The cargo-partner/Nippon Express deal, meanwhile, highlighted the increasing activity in the logistics sector by Japanese companies, owing to Japan’s and the wider Asia region’s role as a manufacturing hub.

“If you look at global logistics M&A deals, around half of the 10 most frequent purchasers of overseas assets are Japanese,” said Kojima. “Things that get made in Asia are usually consumed elsewhere, and the Asia-Europe corridor has become one of the fastest growing areas in the sector.”

Industrials, which forms the bedrock of Japan Inc, is also a significant area for cross-border deal activity as Japanese companies look to expand their market position in Europe and bring new technological know-how back home.
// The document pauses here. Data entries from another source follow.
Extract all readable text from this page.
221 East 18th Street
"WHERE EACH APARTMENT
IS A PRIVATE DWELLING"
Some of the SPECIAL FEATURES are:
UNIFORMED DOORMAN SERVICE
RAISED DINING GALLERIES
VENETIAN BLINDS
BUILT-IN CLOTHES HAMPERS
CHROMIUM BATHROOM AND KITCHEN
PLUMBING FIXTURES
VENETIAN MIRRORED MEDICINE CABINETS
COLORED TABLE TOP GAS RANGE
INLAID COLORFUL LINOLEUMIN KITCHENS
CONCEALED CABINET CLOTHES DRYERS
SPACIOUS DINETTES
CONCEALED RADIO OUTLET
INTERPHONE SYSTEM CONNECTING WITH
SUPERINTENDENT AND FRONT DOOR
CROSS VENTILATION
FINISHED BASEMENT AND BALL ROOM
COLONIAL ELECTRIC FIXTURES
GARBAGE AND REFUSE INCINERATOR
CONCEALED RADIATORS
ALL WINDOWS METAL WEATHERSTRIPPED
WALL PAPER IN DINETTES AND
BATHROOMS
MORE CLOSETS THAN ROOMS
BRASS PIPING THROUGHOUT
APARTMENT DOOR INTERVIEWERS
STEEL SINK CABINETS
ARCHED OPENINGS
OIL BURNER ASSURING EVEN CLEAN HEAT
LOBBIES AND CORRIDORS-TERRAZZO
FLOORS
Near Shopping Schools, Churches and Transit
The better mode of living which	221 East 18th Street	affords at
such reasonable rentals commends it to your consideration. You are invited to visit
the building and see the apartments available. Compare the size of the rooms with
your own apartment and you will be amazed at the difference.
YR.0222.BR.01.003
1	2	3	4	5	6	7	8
“To meet European compliance, Japanese manufacturers tend to have a footprint in Europe, such as in Germany, which acts as a distribution centre for Europe,” explained Krause. “Usually, they form joint ventures with local players who are familiar with the market, and over time they proceed to buy out their joint venture partners,” she said.

Among the most significant deals in the industrials sector this year is trading house Mitsui & Co’s [TYO:8031] recently announced 70% acquisition of artificial sweetener manufacturer Nutrinova Netherlands from US chemicals group Celanese for USD 472.5m.